Ahead of me the ravine split into two. Each side had a pathway, rock-strewn and matted with spiky shrubs. Rocks, with smooth sides, stood at each entranceway. On one a huge white comma had been painted with a black dot in the centre. On
the other a black comma held a white dot.
Time to decide. Apparently.
Return Home
I chose the white comma with the black dot – I think. It may have been the other way around because it all happened so fast. I went towards one, then switched to the other. I thought I would walk a few metres in and see what it looked like. “You take the high road and I’ll take the low road…” as my dad likes to sing. One gets to Scotland quicker, the song said.
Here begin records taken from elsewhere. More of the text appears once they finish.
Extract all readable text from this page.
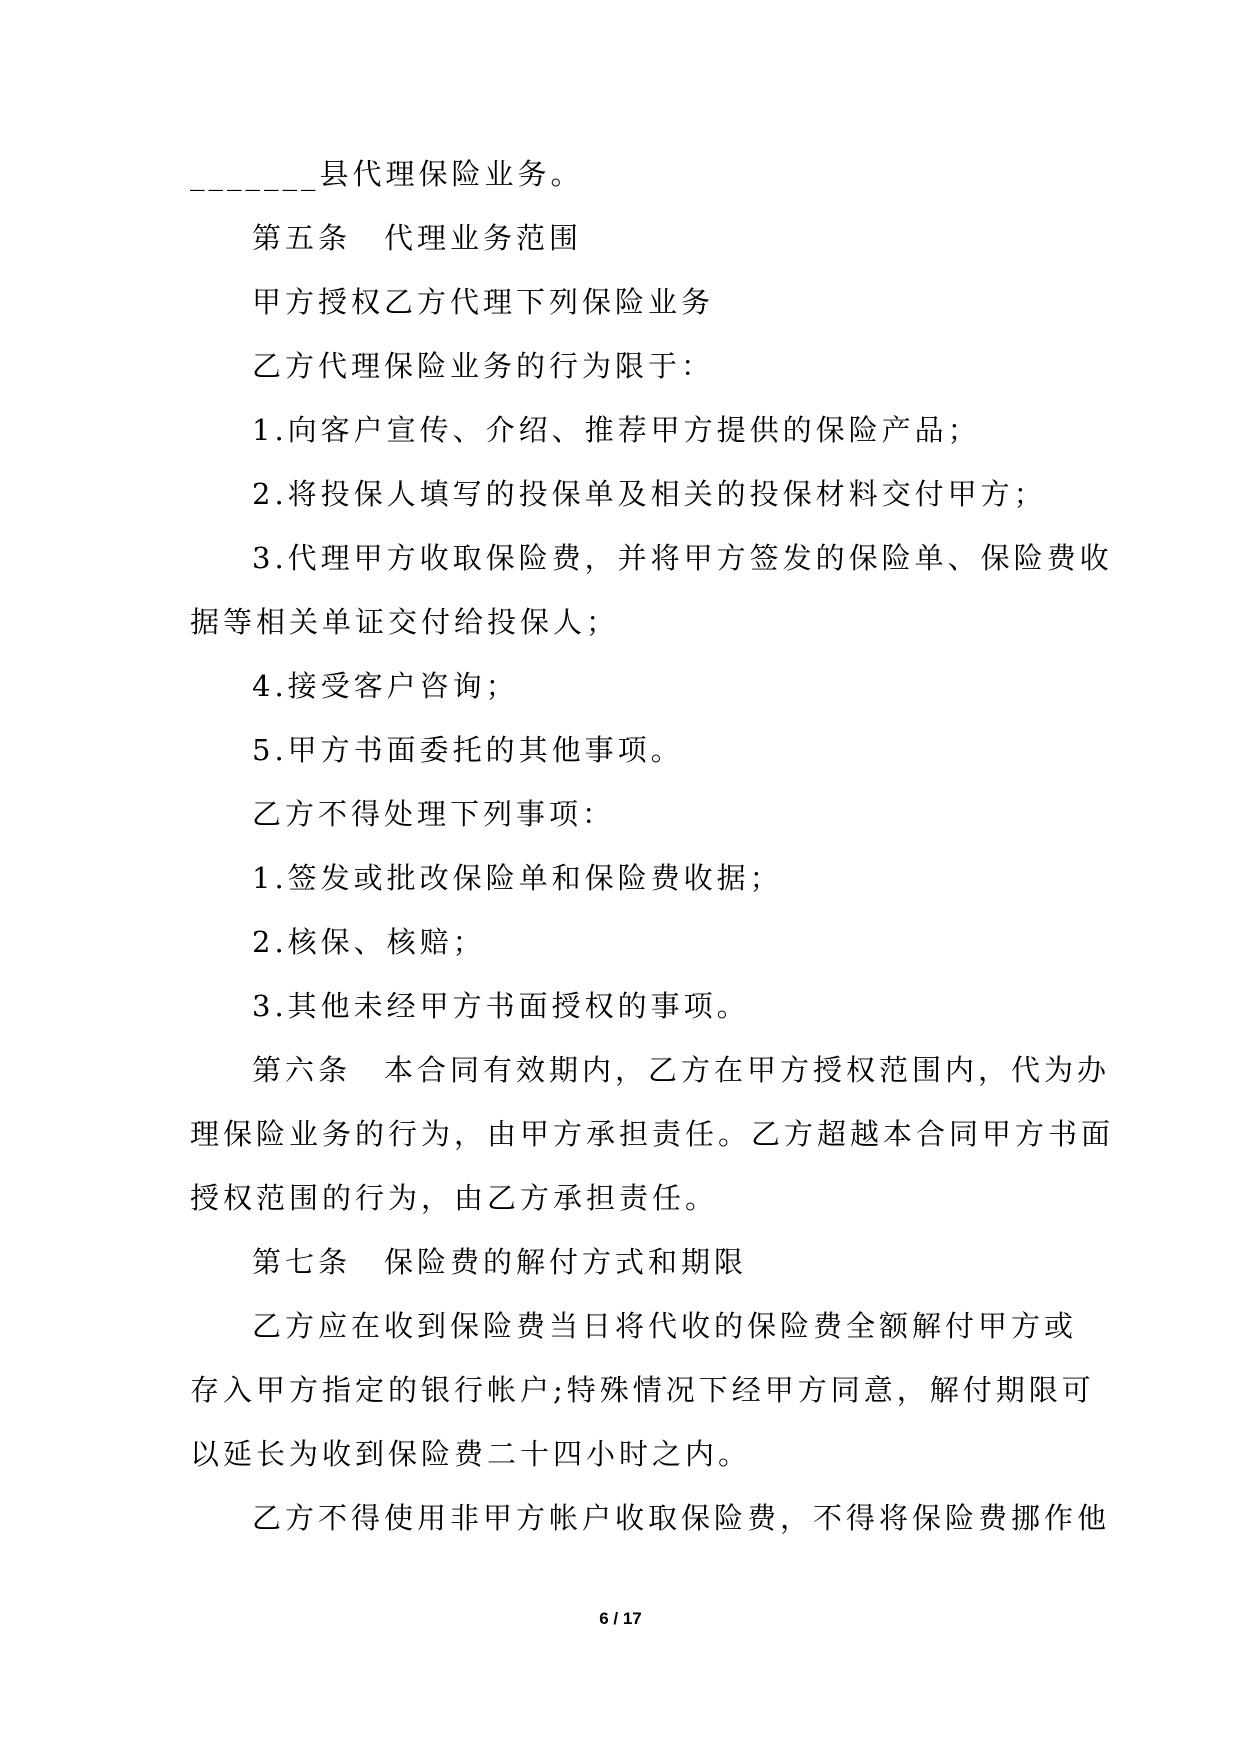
_______县代理保险业务。
第五条　代理业务范围
甲方授权乙方代理下列保险业务
乙方代理保险业务的行为限于：
1.向客户宣传、介绍、推荐甲方提供的保险产品；
2.将投保人填写的投保单及相关的投保材料交付甲方；
3.代理甲方收取保险费，并将甲方签发的保险单、保险费收
据等相关单证交付给投保人；
4.接受客户咨询；
5.甲方书面委托的其他事项。
乙方不得处理下列事项：
1.签发或批改保险单和保险费收据；
2.核保、核赔；
3.其他未经甲方书面授权的事项。
第六条　本合同有效期内，乙方在甲方授权范围内，代为办
理保险业务的行为，由甲方承担责任。乙方超越本合同甲方书面
授权范围的行为，由乙方承担责任。
第七条　保险费的解付方式和期限
乙方应在收到保险费当日将代收的保险费全额解付甲方或
存入甲方指定的银行帐户;特殊情况下经甲方同意，解付期限可
以延长为收到保险费二十四小时之内。
乙方不得使用非甲方帐户收取保险费，不得将保险费挪作他
6 / 17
Anyway, I’d entered a few metres and looked behind me only to find solid rock. The gully now extended back the length of a football pitch. Carved stone steps mounted towards a blank cliff-face of rock. No point going back that way. I went forwards. As I did so darkness descended so suddenly I blundered about for a few moments while my eyes adjusted.
Streetlights cast a mournful glow on the grubby pavement. The low cloud cover, a murky grey, flared a jaundiced yellow as it caught the headlights of a distant car. A police vehicle or ambulance wailed its two-tone cry.
I recognised where I stood: I’d stumbled into North Street in Hammerford. Outside of several closed shops, black rubbish sacks lay like huge, sedentary slugs. Maybe the dustbin people were on strike? Most of the shops had metal shutters down, displaying crude graffiti. I couldn’t remember any shops needing protection like this on our high street.
Two policemen walked steadily my way. They were chatting quietly to each other and headed straight at me. I pressed myself against a shop window, one that had no shutters. The officers passed by without a glance in my direction. One had a half-smoked cigarette in one hand. The other hadn’t shaved for two days. Both carried machine guns. It was like being in France.